Rights advocates said they hoped their concerns would be taken up when the heads of state of the leading industrialized nations — the U.S., Britain, France, Germany, Italy, Canada and Japan — are hosted by the Russian government in St. Petersburg from July 15-17.
A recent report by groups including the World Organization Against Torture has documented a sharp crackdown on human rights organizations in Russia.
“This year is a special one for Russia in terms of its international status,” said Tanya Lokshina, director of DEMOS Center for Information and Research in Moscow. Russia holds the rotating presidencies of both the (G8) and the Council of Europe. This should mean that the Russian government operates on democratic principles, she said, but “unfortunately, this is far from the truth.”
“All the democratic institutions and all the bases of a democratic society are right now being destroyed in Russia — if they have not already been destroyed.”
President Vladimir Putin signed into law this year legislation placing stringent controls on NGOs in Russia and allowing the government to shut down any groups that violate mandatory requirements to file detailed accounts of meetings, members and even online activity.
Lokshina said Russia no longer had a free press, independent political parties or an independent judicial system. The last remaining independent bodies in the country were the NGOs, which were now under threat. She predicted that the government would wait till after the G8 Summit before shutting down NGOs, in order not to attract further negative international attention.
Human rights organizations accuse Russian forces in Chechnya of carrying out kidnappings, executions and torture in place of using the political process for hearing grievances. NGOs operating there have been unable to get an exact count of the number of victims who have disappeared without a trace.
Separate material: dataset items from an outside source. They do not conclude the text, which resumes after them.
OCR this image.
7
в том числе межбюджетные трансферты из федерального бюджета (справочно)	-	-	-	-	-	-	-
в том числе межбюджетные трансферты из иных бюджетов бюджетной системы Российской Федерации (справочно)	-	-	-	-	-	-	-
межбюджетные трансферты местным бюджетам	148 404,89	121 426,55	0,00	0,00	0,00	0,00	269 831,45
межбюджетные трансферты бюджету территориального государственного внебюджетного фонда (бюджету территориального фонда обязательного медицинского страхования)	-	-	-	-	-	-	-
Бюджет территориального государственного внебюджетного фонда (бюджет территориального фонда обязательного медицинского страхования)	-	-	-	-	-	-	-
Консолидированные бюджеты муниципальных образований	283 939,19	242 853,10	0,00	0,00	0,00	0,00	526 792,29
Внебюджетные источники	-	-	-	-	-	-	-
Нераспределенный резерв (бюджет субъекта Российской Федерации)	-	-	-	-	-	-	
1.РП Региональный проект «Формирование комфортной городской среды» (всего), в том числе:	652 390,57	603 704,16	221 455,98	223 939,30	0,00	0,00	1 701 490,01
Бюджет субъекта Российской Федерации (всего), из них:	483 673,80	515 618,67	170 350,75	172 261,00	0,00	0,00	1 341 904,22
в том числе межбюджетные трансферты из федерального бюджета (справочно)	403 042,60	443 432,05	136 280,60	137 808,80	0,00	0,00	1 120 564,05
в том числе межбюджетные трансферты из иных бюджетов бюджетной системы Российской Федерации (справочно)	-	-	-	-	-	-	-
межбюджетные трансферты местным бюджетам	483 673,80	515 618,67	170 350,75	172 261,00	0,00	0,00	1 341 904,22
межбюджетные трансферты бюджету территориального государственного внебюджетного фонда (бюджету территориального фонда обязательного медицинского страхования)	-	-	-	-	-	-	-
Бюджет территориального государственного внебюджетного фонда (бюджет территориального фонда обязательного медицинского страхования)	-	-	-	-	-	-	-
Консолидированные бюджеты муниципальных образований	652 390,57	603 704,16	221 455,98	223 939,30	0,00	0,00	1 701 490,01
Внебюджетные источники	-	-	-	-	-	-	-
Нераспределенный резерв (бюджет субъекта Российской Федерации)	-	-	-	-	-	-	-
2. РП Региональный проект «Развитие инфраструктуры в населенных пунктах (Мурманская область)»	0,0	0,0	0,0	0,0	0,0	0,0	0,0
Oussam Baissaev, an official from the human rights group Memorial, operating in some of the Chechnya-Ingushetia region, said the organization had received 3,000 letters from relatives of people who had disappeared in the last six years. But Moscow had recently admitted to the UN’s top human rights official, Louise Arbour, that there had been around 7,000 disappearances. Exact numbers were hard to obtain because people were wary and even relatives were afraid to report disappearances, he said.
Another situation that has attracted the attention of human rights organizations is an escalation of racism and xenophobia in Russia. A Russian NGO called the SOVA Center for Information and Analysis said that in the first five months of 2006, 137 racist attacks had been recorded, including 21 murders, most of them in Moscow and St. Petersburg.
SOVA director Alexander Verkhovskiy reported an increase in nationalistic propaganda. While the government had officially denounced racist acts, its reactions were often inappropriate and appeared opportunistic. In one case, for instance, it shut down two newspapers, using as a pretext Muslim unhappiness about the publication of cartoons depicting Mohammed. But one of the newspapers had not even published the sketches, while the other only did so in part.
“When you will hear talk about the anti-racial hatred or anti-fascist campaigns of the Russian government, it will be important to separate what it really is doing to fight against it and how it is using it as a pretext to pursue other goals that are very different,” Verkhovskiy said.
Memorial head Oleg Orlov said European officials’ pledges to hold behind-the-scenes discussions on human rights with the Russian government had not borne fruit in the past. It was time for a more public approach.
The rights campaigners said they hoped the G8 heads of state would find a way to send a clear message to Putin that they were concerned about the situation in Russia.